If a terminated process was created by an execve(2), the name of the executed file (at most ten characters of it) is saved in the field ac_comm and its status is saved by setting one of more of the following flags in ac_flag: AFORK, ACORE, and AXSIG.

The ASU flag is not recorded anymore because with the switch to kauth(9), the superuser model is optional and passing the affected process to every authorization call in order to record ASU in p_acflag, would require many source changes and would not reflect reality because the authorization decision might not have been done based on the secmodel_suser(9) model.

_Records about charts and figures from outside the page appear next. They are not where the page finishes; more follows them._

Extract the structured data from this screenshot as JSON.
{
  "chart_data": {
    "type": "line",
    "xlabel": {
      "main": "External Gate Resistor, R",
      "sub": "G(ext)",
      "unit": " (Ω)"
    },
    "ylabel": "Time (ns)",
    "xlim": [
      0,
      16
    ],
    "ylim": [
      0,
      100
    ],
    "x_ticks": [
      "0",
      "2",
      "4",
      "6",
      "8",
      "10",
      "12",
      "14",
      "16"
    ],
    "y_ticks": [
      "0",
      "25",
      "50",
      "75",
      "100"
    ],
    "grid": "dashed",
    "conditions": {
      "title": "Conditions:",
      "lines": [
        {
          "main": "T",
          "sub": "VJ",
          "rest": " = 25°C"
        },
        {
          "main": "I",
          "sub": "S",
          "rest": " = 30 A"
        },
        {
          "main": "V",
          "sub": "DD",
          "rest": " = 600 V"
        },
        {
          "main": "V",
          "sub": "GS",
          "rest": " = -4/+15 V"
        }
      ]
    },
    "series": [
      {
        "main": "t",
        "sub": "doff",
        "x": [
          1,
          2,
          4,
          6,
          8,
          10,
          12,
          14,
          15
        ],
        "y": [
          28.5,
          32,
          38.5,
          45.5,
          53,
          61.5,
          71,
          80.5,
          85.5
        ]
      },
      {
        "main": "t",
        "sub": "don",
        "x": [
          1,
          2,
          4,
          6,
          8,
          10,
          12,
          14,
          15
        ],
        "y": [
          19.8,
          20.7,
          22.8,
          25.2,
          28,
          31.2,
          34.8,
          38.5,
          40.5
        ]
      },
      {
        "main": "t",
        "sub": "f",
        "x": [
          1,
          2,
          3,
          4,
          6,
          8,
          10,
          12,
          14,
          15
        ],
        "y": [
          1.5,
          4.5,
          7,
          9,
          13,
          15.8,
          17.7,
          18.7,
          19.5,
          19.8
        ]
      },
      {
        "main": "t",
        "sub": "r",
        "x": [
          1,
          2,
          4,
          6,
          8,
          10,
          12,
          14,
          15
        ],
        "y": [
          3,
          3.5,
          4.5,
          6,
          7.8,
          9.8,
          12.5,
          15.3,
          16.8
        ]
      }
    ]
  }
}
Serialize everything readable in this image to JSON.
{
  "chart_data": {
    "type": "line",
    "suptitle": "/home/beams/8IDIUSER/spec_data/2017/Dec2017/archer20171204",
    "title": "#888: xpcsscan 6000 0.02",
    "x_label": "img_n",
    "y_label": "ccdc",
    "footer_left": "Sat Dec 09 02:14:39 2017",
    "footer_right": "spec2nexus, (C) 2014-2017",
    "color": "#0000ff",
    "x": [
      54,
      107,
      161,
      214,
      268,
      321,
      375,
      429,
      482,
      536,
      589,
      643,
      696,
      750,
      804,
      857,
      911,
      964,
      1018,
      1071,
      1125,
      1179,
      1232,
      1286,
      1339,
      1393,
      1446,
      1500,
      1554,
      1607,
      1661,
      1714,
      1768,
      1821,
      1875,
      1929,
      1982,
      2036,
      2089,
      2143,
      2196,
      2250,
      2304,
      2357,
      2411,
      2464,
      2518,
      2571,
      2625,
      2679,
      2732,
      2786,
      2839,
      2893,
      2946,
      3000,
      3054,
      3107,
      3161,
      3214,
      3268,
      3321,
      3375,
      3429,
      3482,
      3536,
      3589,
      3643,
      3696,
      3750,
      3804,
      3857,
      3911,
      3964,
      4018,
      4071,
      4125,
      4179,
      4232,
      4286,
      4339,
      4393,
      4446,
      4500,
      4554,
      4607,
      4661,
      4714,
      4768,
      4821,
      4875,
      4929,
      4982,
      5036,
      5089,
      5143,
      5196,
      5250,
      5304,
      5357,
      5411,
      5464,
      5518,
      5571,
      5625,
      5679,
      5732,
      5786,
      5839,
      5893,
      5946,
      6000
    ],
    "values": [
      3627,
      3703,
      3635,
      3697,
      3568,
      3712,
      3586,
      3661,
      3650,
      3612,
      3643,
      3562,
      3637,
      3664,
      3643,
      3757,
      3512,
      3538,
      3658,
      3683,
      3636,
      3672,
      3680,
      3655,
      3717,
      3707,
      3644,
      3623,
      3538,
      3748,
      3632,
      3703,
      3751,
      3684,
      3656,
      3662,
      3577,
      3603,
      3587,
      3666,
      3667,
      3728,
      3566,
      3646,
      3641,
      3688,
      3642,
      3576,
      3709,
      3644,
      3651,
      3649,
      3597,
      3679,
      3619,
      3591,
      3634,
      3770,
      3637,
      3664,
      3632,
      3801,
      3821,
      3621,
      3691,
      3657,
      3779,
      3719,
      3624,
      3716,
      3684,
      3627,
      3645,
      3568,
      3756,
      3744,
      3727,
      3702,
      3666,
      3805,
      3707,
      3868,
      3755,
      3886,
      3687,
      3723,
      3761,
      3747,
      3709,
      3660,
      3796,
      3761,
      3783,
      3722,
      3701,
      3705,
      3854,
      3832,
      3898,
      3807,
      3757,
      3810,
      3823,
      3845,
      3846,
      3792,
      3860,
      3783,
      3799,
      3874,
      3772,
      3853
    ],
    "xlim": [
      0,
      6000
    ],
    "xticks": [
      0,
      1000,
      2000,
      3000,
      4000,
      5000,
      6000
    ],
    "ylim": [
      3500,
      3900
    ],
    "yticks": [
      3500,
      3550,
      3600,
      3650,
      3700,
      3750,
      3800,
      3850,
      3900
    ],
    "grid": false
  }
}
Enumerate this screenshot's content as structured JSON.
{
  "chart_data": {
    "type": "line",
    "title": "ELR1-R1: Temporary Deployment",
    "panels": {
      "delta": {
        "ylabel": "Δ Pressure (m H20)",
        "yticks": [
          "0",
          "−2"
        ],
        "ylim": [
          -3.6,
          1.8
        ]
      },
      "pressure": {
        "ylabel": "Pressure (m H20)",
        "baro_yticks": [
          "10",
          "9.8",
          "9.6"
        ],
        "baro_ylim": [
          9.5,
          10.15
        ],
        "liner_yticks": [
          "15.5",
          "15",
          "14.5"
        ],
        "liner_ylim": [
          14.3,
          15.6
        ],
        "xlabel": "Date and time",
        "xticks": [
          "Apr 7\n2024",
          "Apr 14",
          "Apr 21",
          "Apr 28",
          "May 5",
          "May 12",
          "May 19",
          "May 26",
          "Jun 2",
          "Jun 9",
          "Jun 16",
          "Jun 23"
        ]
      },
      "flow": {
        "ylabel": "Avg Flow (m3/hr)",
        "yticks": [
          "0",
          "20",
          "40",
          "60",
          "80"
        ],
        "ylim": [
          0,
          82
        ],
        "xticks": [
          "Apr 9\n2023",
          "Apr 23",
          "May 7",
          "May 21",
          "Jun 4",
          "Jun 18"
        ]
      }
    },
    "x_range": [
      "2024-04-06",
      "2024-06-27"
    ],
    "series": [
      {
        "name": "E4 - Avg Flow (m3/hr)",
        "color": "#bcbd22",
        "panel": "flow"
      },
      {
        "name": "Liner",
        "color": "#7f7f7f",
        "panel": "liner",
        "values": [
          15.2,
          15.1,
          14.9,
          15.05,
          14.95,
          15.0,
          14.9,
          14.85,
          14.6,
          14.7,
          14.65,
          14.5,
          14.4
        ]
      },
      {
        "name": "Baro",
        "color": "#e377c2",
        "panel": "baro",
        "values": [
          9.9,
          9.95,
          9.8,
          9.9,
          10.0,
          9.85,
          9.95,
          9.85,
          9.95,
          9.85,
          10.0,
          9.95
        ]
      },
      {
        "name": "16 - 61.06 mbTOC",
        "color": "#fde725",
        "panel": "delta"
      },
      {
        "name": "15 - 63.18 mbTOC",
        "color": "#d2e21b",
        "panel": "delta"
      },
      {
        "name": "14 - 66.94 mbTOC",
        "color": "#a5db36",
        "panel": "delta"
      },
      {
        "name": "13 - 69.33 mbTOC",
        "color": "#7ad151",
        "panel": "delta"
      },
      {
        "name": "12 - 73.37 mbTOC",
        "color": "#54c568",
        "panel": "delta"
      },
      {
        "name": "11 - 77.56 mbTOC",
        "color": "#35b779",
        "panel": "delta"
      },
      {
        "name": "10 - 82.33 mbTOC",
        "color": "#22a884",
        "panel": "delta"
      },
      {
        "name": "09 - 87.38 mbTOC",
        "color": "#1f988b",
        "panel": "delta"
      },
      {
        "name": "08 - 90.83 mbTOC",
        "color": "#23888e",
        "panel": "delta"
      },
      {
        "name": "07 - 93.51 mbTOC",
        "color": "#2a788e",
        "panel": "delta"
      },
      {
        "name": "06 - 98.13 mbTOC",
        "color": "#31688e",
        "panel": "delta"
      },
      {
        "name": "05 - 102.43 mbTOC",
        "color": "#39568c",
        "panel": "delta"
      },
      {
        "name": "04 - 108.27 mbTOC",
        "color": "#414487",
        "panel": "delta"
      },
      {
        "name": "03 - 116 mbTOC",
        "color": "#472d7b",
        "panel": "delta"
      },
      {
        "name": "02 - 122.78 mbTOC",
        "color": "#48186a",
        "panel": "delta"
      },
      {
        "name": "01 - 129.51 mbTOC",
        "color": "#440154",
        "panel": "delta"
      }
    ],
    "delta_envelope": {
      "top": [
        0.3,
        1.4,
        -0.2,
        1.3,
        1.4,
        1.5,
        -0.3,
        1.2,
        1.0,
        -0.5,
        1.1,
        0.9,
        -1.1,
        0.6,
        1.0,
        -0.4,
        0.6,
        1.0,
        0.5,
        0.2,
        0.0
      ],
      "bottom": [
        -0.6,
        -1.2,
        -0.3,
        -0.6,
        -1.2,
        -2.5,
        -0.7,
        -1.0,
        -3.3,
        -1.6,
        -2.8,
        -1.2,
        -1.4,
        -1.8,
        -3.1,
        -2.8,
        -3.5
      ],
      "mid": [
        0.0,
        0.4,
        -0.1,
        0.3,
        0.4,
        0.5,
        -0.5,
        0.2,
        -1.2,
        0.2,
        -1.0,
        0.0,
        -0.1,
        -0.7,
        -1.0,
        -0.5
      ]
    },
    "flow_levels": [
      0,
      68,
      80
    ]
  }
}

The ACOMPAT flag was never recorded in NetBSD; we could consider setting when the a process is running under emulation, but this is not currently done.

Both the ASU and the ACOMPAT flags are retained for source compatibility.

lastcomm(1), acct(2), execve(2), accton(8), sa(8), acct_process(9)

A acct file format appeared in Version 7 AT&T UNIX.